Buongiorno a tutti cari lettori, come state passando queste settimane di quarantena?

Scrivo oggi questo articolo, non per esporre un determinato tema riguardante la mia professione, scrivo per il bisogno di farlo e di comunicare con voi in questo particolare momento.

Sono ormai settimane che come voi sono a casa (a me è concesso farlo, ma ad alcune persone questo non è consentito in quanto partecipi di una grande macchina che in questo momento sta lavorando per soddisfare i bisogni primari di tutti i cittadini, ai quali va un fortissimo ringraziamento e un pensiero speciale) e mi sono forzatamente ritrovato a  svolgere questo ormai famoso modo di lavorare, lo Smart Working, riorganizzando tutte le attività che sviluppavo con una determinata metodologia fino a qualche settimana fa. Così tutto ha iniziato a prendere una nova forma, le chiamate sono diventate video-chiamate, gli appuntamenti da fisici sono diventati virtuali, i fogli che prima volavano da una parte all’altra dell’ufficio sono diventati piccole icone posizionate sullo schermo del pc e quando un documento serve a più persone, ecco la condivisione sulla famosa nuvoletta che si aggira sopra le nostre teste.

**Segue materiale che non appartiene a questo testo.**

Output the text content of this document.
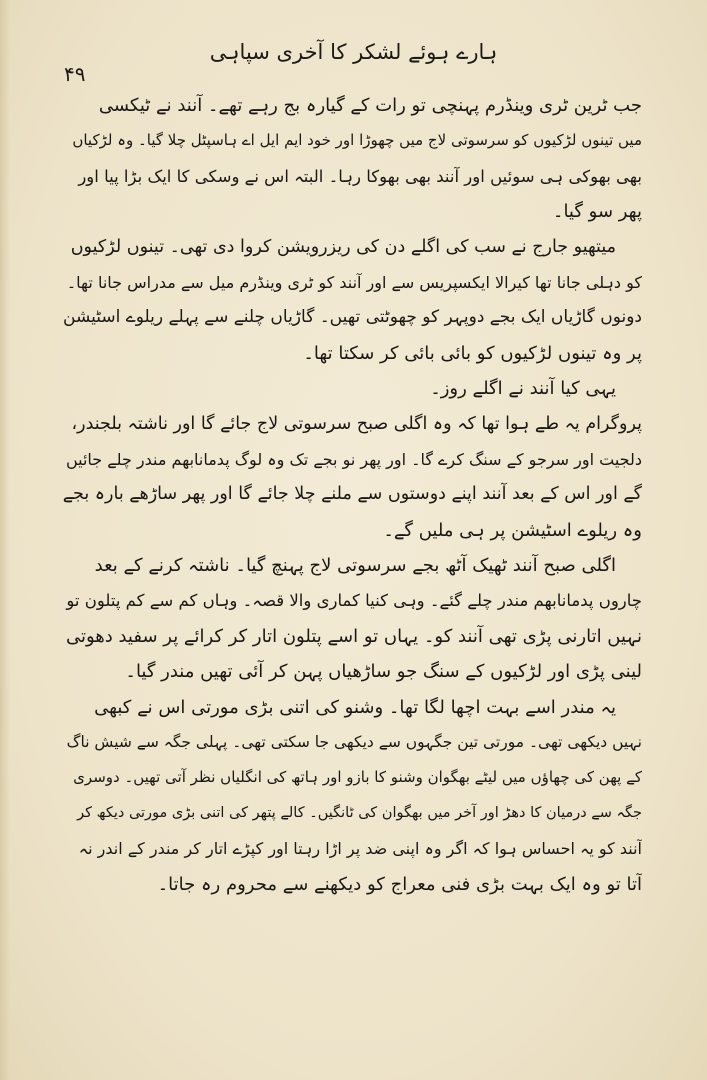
ہارے ہوئے لشکر کا آخری سپاہی
۴۹
جب ٹرین ٹری وینڈرم پہنچی تو رات کے گیارہ بج رہے تھے۔ آنند نے ٹیکسی
میں تینوں لڑکیوں کو سرسوتی لاج میں چھوڑا اور خود ایم ایل اے ہاسپٹل چلا گیا۔ وہ لڑکیاں
بھی بھوکی ہی سوئیں اور آنند بھی بھوکا رہا۔ البتہ اس نے وسکی کا ایک بڑا پیا اور
پھر سو گیا۔
میتھیو جارج نے سب کی اگلے دن کی ریزرویشن کروا دی تھی۔ تینوں لڑکیوں
کو دہلی جانا تھا کیرالا ایکسپریس سے اور آنند کو ٹری وینڈرم میل سے مدراس جانا تھا۔
دونوں گاڑیاں ایک بجے دوپہر کو چھوٹتی تھیں۔ گاڑیاں چلنے سے پہلے ریلوے اسٹیشن
پر وہ تینوں لڑکیوں کو بائی بائی کر سکتا تھا۔
یہی کیا آنند نے اگلے روز۔
پروگرام یہ طے ہوا تھا کہ وہ اگلی صبح سرسوتی لاج جائے گا اور ناشتہ بلجندر،
دلجیت اور سرجو کے سنگ کرے گا۔ اور پھر نو بجے تک وہ لوگ پدمانابھم مندر چلے جائیں
گے اور اس کے بعد آنند اپنے دوستوں سے ملنے چلا جائے گا اور پھر ساڑھے بارہ بجے
وہ ریلوے اسٹیشن پر ہی ملیں گے۔
اگلی صبح آنند ٹھیک آٹھ بجے سرسوتی لاج پہنچ گیا۔ ناشتہ کرنے کے بعد
چاروں پدمانابھم مندر چلے گئے۔ وہی کنیا کماری والا قصہ۔ وہاں کم سے کم پتلون تو
نہیں اتارنی پڑی تھی آنند کو۔ یہاں تو اسے پتلون اتار کر کرائے پر سفید دھوتی
لینی پڑی اور لڑکیوں کے سنگ جو ساڑھیاں پہن کر آئی تھیں مندر گیا۔
یہ مندر اسے بہت اچھا لگا تھا۔ وشنو کی اتنی بڑی مورتی اس نے کبھی
نہیں دیکھی تھی۔ مورتی تین جگہوں سے دیکھی جا سکتی تھی۔ پہلی جگہ سے شیش ناگ
کے پھن کی چھاؤں میں لیٹے بھگوان وشنو کا بازو اور ہاتھ کی انگلیاں نظر آتی تھیں۔ دوسری
جگہ سے درمیان کا دھڑ اور آخر میں بھگوان کی ٹانگیں۔ کالے پتھر کی اتنی بڑی مورتی دیکھ کر
آنند کو یہ احساس ہوا کہ اگر وہ اپنی ضد پر اڑا رہتا اور کپڑے اتار کر مندر کے اندر نہ
آتا تو وہ ایک بہت بڑی فنی معراج کو دیکھنے سے محروم رہ جاتا۔
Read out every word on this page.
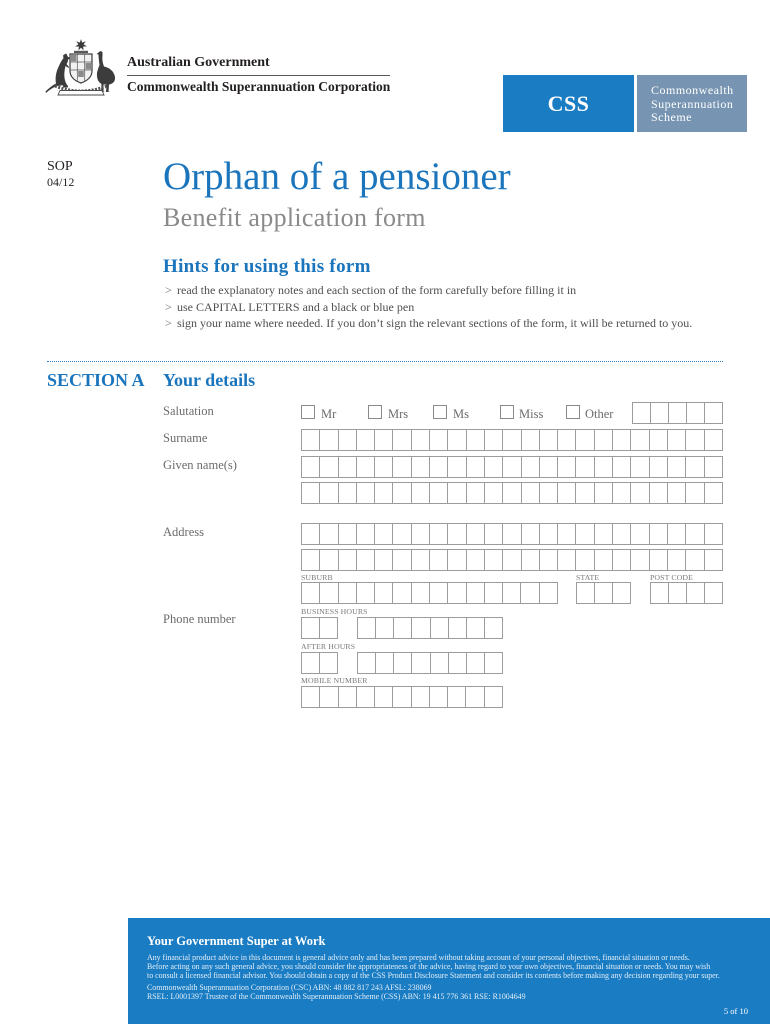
Australian Government
Commonwealth Superannuation Corporation
CSS
Commonwealth
Superannuation
Scheme
SOP
04/12 Orphan of a pensioner
Benefit application form
Hints for using this form
> read the explanatory notes and each section of the form carefully before filling it in
> use CAPITAL LETTERS and a black or blue pen
> sign your name where needed. If you don’t sign the relevant sections of the form, it will be returned to you.
SECTION A Your details
Salutation	Mr	Mrs	Ms	Miss	Other
Surname
Given name(s)
Address
SUBURB	STATE	POST CODE
BUSINESS HOURS
Phone number
AFTER HOURS
MOBILE NUMBER
Your Government Super at Work
Any financial product advice in this document is general advice only and has been prepared without taking account of your personal objectives, financial situation or needs.
Before acting on any such general advice, you should consider the appropriateness of the advice, having regard to your own objectives, financial situation or needs. You may wish
to consult a licensed financial advisor. You should obtain a copy of the CSS Product Disclosure Statement and consider its contents before making any decision regarding your super.
Commonwealth Superannuation Corporation (CSC) ABN: 48 882 817 243 AFSL: 238069
RSEL: L0001397 Trustee of the Commonwealth Superannuation Scheme (CSS) ABN: 19 415 776 361 RSE: R1004649
5 of 10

Cambiamenti che, come per tutte le cose possono piacere o meno, ma che in determinati momenti come questo, adeguarsi ad essi e cambiare la propria mentalità, può davvero fare la differenza nel prossimo futuro.

Anche nel mio lavoro spero che tutto questo porti a dei miglioramenti. Quali?

Beh, in aggiunta ai cambiamenti citati sopra, l’invio delle pratiche comunali forse potrà essere effettuato solo tramite posta elettronica certificata, senza il bisogno fisico di presentarsi all’operatore e senza l’utilizzo eccessivo di carta, l’impiego di soli materiali eco-sostenibili nell’edilizia, la digitalizzazione di documenti archiviati presso le pubbliche amministrazioni, corsi  on-line interattivi con l’interlocutore svolti comodamente dal pc del propio ufficio, ecc…

Come potete capire questo è solo un piccolo passo verso un cambiamento, dove  saranno tanti i temi da trattare come per esempio la lotta alla povertà e quindi crescita economica, il welfare , il rapporto con la natura che fino a pochi giorni fa bistrattavamo, la scienza per poter magari controllare ed evitare che possa verificarsi un’altra epidemia di questo tipo e per ultima, ma  solo per questione d’ ordine, l’istruzione.

La speranza è che tutto questo porti ad un sostanziale miglioramento delle vita di tutti noi.

Sperando di aver fatto cosa buona esponendo questo articolo, concludo con un estratto tratto da un articolo del Sole 24 H.

Saluti a tutti, a presto.

Comunichiamo la resilienza, di cui siamo maestri, invitiamo imprenditori, manager e comunicatori ad associarsi per rinnovarsi e non disperdere le competenze. Com’è successo con la crisi del 2008, quando la pandemia sarà finita il mondo non sarà più lo stesso, noi non saremo più gli stessi, ma ci è data la possibilità di progettare nuove architetture economiche.

Ecco, questo è un caso-scuola di come da una situazione di crisi possono nascere nuove opportunità. Basta saperle cogliere, ma anche comunicarle.

Estratto dell’articolo Azienda Italia, comunicare in tempi di crisi per essere ancora competitivi. Autrice Lorenza Spriano, fondatrice di Spriano Communication & Partners.